Рассказы - [4]

Шрифт
Интервал

За столом сидел Фонарёв, бывший зав–лубом из их деревни, в куцем немецком мундире, с усиками под Гитлера. Мария даже не сразу его узнала, хотя, как и все, давно знала, что он теперь большая шишка у немцев, и слухи о его жестокости вызывали у людей ужас.

— Ну-ка, расскажи мне про свою двоюродную сестру? — ухмыляясь, сказал он, — откуда она у тебя взялась? Я ведь не Михей, я вас всех здесь как облупленных знаю. Нет у тебя никакой сестры, и не было никогда. Так что давай, выкладывай, а то, ты меня знаешь!

— Да как же, Вася… Василий Кузьмич, — пролепетала Мария, — а Анька-то? Она в городе жила, ты, наверно, не помнишь, она давно уехала.

— Ты мне не финти! — отрезал он. — Значит, так. Иди сейчас домой, и пусть твоя «сестра» завтра прямо с утра идёт сюда. Разберёмся, чья она сестра.

И смотри — если что, тебе несдобровать. Со всем твоим выводком расстреляю, сам лично.

Наутро, не дождавшись Анны, Фонарёв, в сопровождении двух полицейских, сам явился к Марии.

Анны и её детей не было.

— Не знаю, где она, — тупо твердила Мария на все его вопросы.

Фонарёв, рассвирепев, ударил её по лицу. Она отшатнулась. Зазвенело в голове, левый глаз сразу перестал видеть.

— Говори, а то убью!

— Не знаю я! Утром проснулись — её нет. И детишек с собой увела.

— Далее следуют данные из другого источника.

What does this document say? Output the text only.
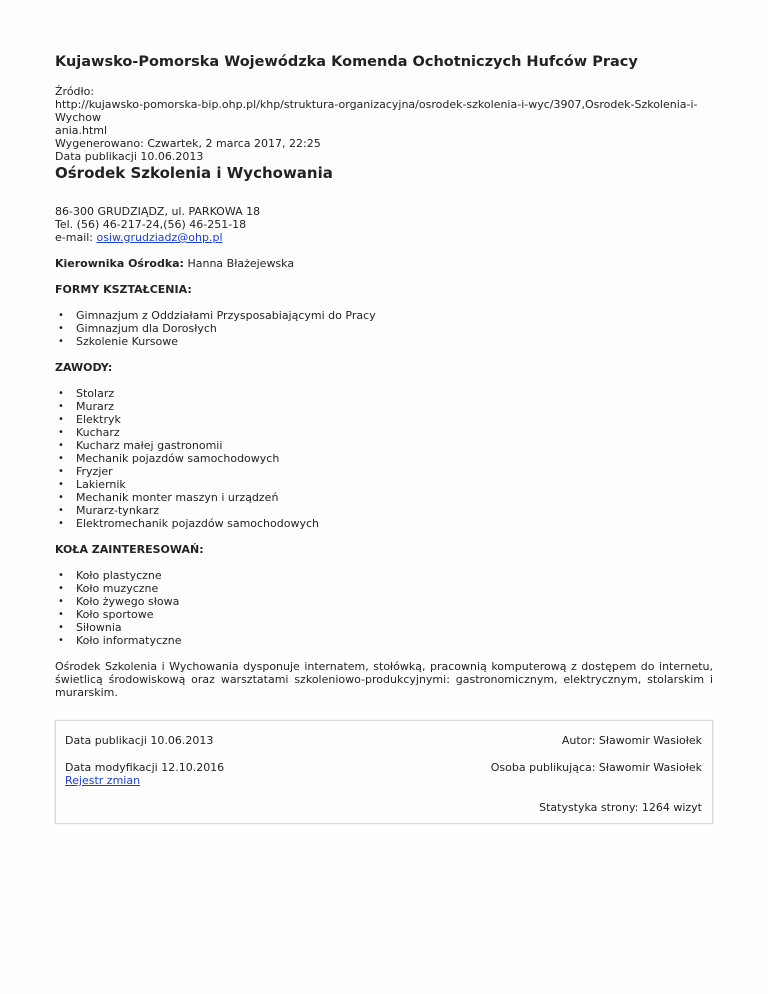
Kujawsko-Pomorska Wojewódzka Komenda Ochotniczych Hufców Pracy
Źródło:
http://kujawsko-pomorska-bip.ohp.pl/khp/struktura-organizacyjna/osrodek-szkolenia-i-wyc/3907,Osrodek-Szkolenia-i-Wychow
ania.html
Wygenerowano: Czwartek, 2 marca 2017, 22:25
Data publikacji 10.06.2013
Ośrodek Szkolenia i Wychowania
86-300 GRUDZIĄDZ, ul. PARKOWA 18
Tel. (56) 46-217-24,(56) 46-251-18
e-mail: osiw.grudziadz@ohp.pl
Kierownika Ośrodka: Hanna Błażejewska
FORMY KSZTAŁCENIA:
• Gimnazjum z Oddziałami Przysposabiającymi do Pracy
• Gimnazjum dla Dorosłych
• Szkolenie Kursowe
ZAWODY:
• Stolarz
• Murarz
• Elektryk
• Kucharz
• Kucharz małej gastronomii
• Mechanik pojazdów samochodowych
• Fryzjer
• Lakiernik
• Mechanik monter maszyn i urządzeń
• Murarz-tynkarz
• Elektromechanik pojazdów samochodowych
KOŁA ZAINTERESOWAŃ:
• Koło plastyczne
• Koło muzyczne
• Koło żywego słowa
• Koło sportowe
• Siłownia
• Koło informatyczne
Ośrodek Szkolenia i Wychowania dysponuje internatem, stołówką, pracownią komputerową z dostępem do internetu, świetlicą środowiskową oraz warsztatami szkoleniowo-produkcyjnymi: gastronomicznym, elektrycznym, stolarskim i murarskim.
Data publikacji 10.06.2013	Autor: Sławomir Wasiołek
Data modyfikacji 12.10.2016
Rejestr zmian
Osoba publikująca: Sławomir Wasiołek
Statystyka strony: 1264 wizyt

— Ищите! — приказал полицаям Фонарёв. Полицаи облазили весь двор, заглянули в сарай, в подвал, опрокинув там бочки с квашеной капустой, сожгли сеновал — всё тщетно. Один из них полез, было, под кровать, но оттуда вдруг раздалось громкое «га-га!», и он, заорав с перепугу, вскочил на ноги. Под кроватью, как это испокон веков повелось в русских деревнях, сидели в огромных плетёных корзинах гусыни — высиживали яйца. Усидчивые мамаши неделями не поднимались с места, и лишь изредка вставали, чтобы выйти во двор и опорожнить желудок. Одна из гусынь, видно, решила, что сейчас как раз подходящий момент для этого. Она спрыгнула на пол и пошла к двери, шипя и вытягивая шею. Не дойдя до двери, гусыня извергла из себя огромную вонючую лужу зелёного цвета. Изба наполнилась зловонием, Фонарёв, зажав нос пальцами и, матерясь, выскочил на улицу, вслед за ним метнулись полицаи.

Фонарёв уехал в город. Полицаи несколько раз заявлялись к Марии, смотрели, вынюхивали, но уходили ни с чем.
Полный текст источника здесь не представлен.